1977 setzte sie Gerd Bucerlus als Geschäftsführerin ein. Ab 1989 war sie allein zeichnungsberechtigt. Bis zu ihrem Tod fungierte Hilde von Lang als Mitglied im Aufsichtsrat. Von 1977 bis 1989 war sie zudem Beisitzerin im Vorstand des Zeitungsverlegerverbandes Hamburg und bis 1999 Stellvertretende Vorsitzende der Landesorganisation. Daneben vertrat sie den Zeitungsverlegerverband als Delegierte beim Bundesverband deutscher Zeitschriftenverleger BDZV. Von 1997 bis 1999 gehörte sie dem Kuratorium der ZEIT-Stiftung Ebelin und Gerd Bucerius an.

Nach dem Tod von Gerd Bucerius verkaufte Hilde von Lang 1995 als dessen Testamentsvollstreckerin den ZEIT-Verlag an die Verlagsgruppe Holtzbrinck. Der Verkauf war schon zu Bucerius' Lebzeiten vorbereitet und notariell verfügt worden.

Nach langer, schwerer Krankheit starb Hilde von Lang 2011 im Alter von 85 Jahren. „Prinzipalin“, Preussische Haltung“, aber auch „Hamburger Deern“, so beschrieben die Gäste der Trauerfeier Hilde von Lang, darunter Wilhelm Wieben oder Giovanni di Lorenzo. „Herausgeber Helmut Schmidt ließ ausrichten, er bedauere es unendlich, wegen eines anderen Termins nicht kommen zu können.
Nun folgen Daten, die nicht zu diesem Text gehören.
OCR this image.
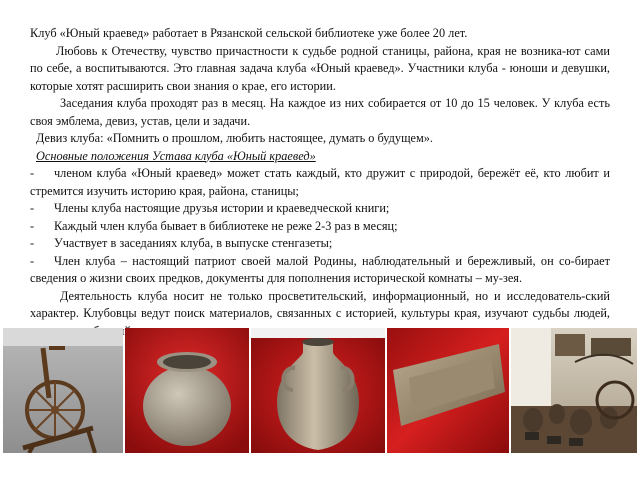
Клуб «Юный краевед» работает в Рязанской сельской библиотеке уже более 20 лет.

Любовь к Отечеству, чувство причастности к судьбе родной станицы, района, края не возника-ют сами по себе, а воспитываются. Это главная задача клуба «Юный краевед». Участники клуба - юноши и девушки, которые хотят расширить свои знания о крае, его истории.

Заседания клуба проходят раз в месяц. На каждое из них собирается от 10 до 15 человек. У клуба есть своя эмблема, девиз, устав, цели и задачи.

Девиз клуба: «Помнить о прошлом, любить настоящее, думать о будущем».

Основные положения Устава клуба «Юный краевед»

- членом клуба «Юный краевед» может стать каждый, кто дружит с природой, бережёт её, кто любит и стремится изучить историю края, района, станицы;

- Члены клуба настоящие друзья истории и краеведческой книги;

- Каждый член клуба бывает в библиотеке не реже 2-3 раз в месяц;

- Участвует в заседаниях клуба, в выпуске стенгазеты;

- Член клуба – настоящий патриот своей малой Родины, наблюдательный и бережливый, он со-бирает сведения о жизни своих предков, документы для пополнения исторической комнаты – му-зея.

Деятельность клуба носит не только просветительский, информационный, но и исследователь-ский характер. Клубовцы ведут поиск материалов, связанных с историей, культуры края, изучают судьбы людей,
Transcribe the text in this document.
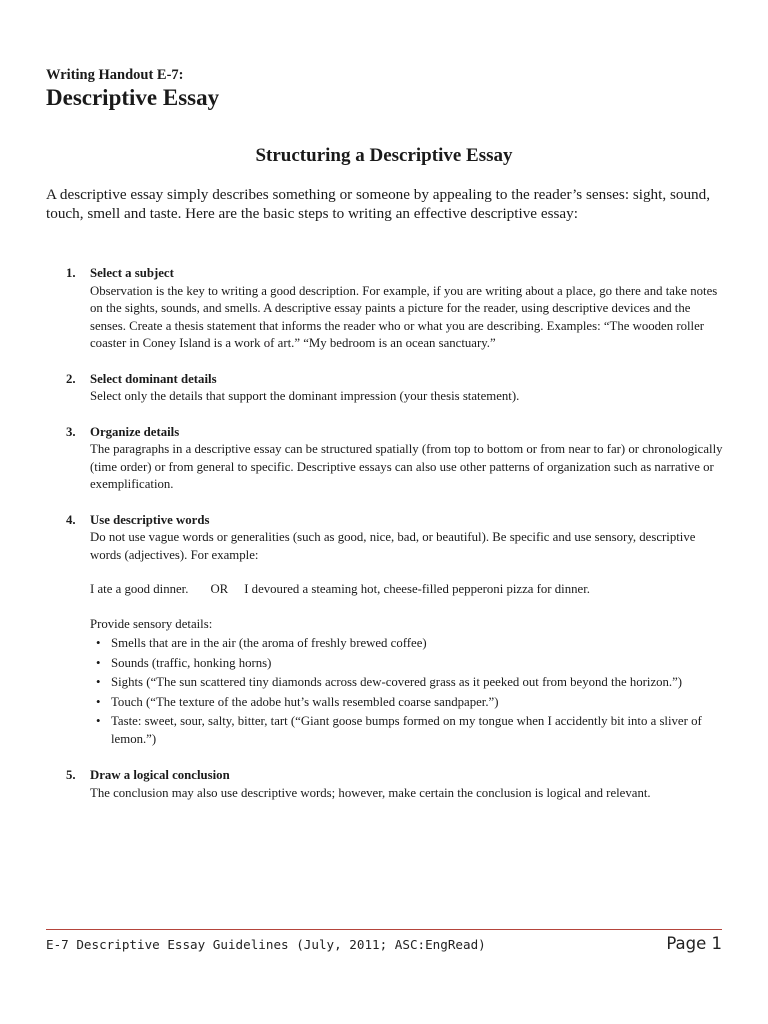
Writing Handout E-7:

Descriptive Essay
Structuring a Descriptive Essay

A descriptive essay simply describes something or someone by appealing to the reader’s senses: sight, sound, touch, smell and taste. Here are the basic steps to writing an effective descriptive essay:

1. Select a subject

Observation is the key to writing a good description. For example, if you are writing about a place, go there and take notes on the sights, sounds, and smells. A descriptive essay paints a picture for the reader, using descriptive devices and the senses. Create a thesis statement that informs the reader who or what you are describing. Examples: “The wooden roller coaster in Coney Island is a work of art.” “My bedroom is an ocean sanctuary.”

2. Select dominant details

Select only the details that support the dominant impression (your thesis statement).

3. Organize details

The paragraphs in a descriptive essay can be structured spatially (from top to bottom or from near to far) or chronologically (time order) or from general to specific. Descriptive essays can also use other patterns of organization such as narrative or exemplification.

4. Use descriptive words

Do not use vague words or generalities (such as good, nice, bad, or beautiful). Be specific and use sensory, descriptive words (adjectives). For example:

I ate a good dinner. OR I devoured a steaming hot, cheese-filled pepperoni pizza for dinner.

Provide sensory details:

• Smells that are in the air (the aroma of freshly brewed coffee)
• Sounds (traffic, honking horns)
• Sights (“The sun scattered tiny diamonds across dew-covered grass as it peeked out from beyond the horizon.”)
• Touch (“The texture of the adobe hut’s walls resembled coarse sandpaper.”)
• Taste: sweet, sour, salty, bitter, tart (“Giant goose bumps formed on my tongue when I accidently bit into a sliver of lemon.”)
5. Draw a logical conclusion

The conclusion may also use descriptive words; however, make certain the conclusion is logical and relevant.

E-7 Descriptive Essay Guidelines (July, 2011; ASC:EngRead)	Page 1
Für die Familie sprach ihr Neffe, der Mediziner Dr. Thies Daniels: ‚Liebe Hilde, Du warst nicht die liebende Sonne, aber mein Orientierungs-Stern, dessen Anerkennung ich mir wünschte’. Von seinen ersten Erinnerungen als Zehnjähriger im gemeinsamen Urlaub auf Sylt bis zu seinem letzten Anruf an ihrem Sterbetag berichtete er in seiner Trauerrede. Im Tod habe sie ihn an die Nofretete erinnert. Er beschrieb, wie sie bis zuletzt Haltung, Würde und auch ein wacher Geist auszeichneten: ‚Anders als die meisten Älteren, warst Du am Hier und Jetzt interessiert’. Auch zuletzt habe noch ein aufgeschlagenes Spiegel-Magazin auf ihrem Tisch gelegen. Dr. Theo Sommer, Journalist und einstiger Zeit-Herausgeber, erinnerte an seine Kollegin und ihre Leistung: ‚Wir sind ein Vierteljahrhundert ein gutes Gespann gewesen’.“ (vgl. Bergedorfer Zeitung online v. 14.4.2011).

Sie ist neben Gerd Bucerius (verstorben 1995) und dessen Gattin Ebelin (eigentlich Gertrud, geschiedene Ebel, die sich von Bucerius zeitlebens nicht scheiden ließ und täglich mit ihm in Kontakt stand; gestorben 1997), auf dem Friedhof Reinbek begraben.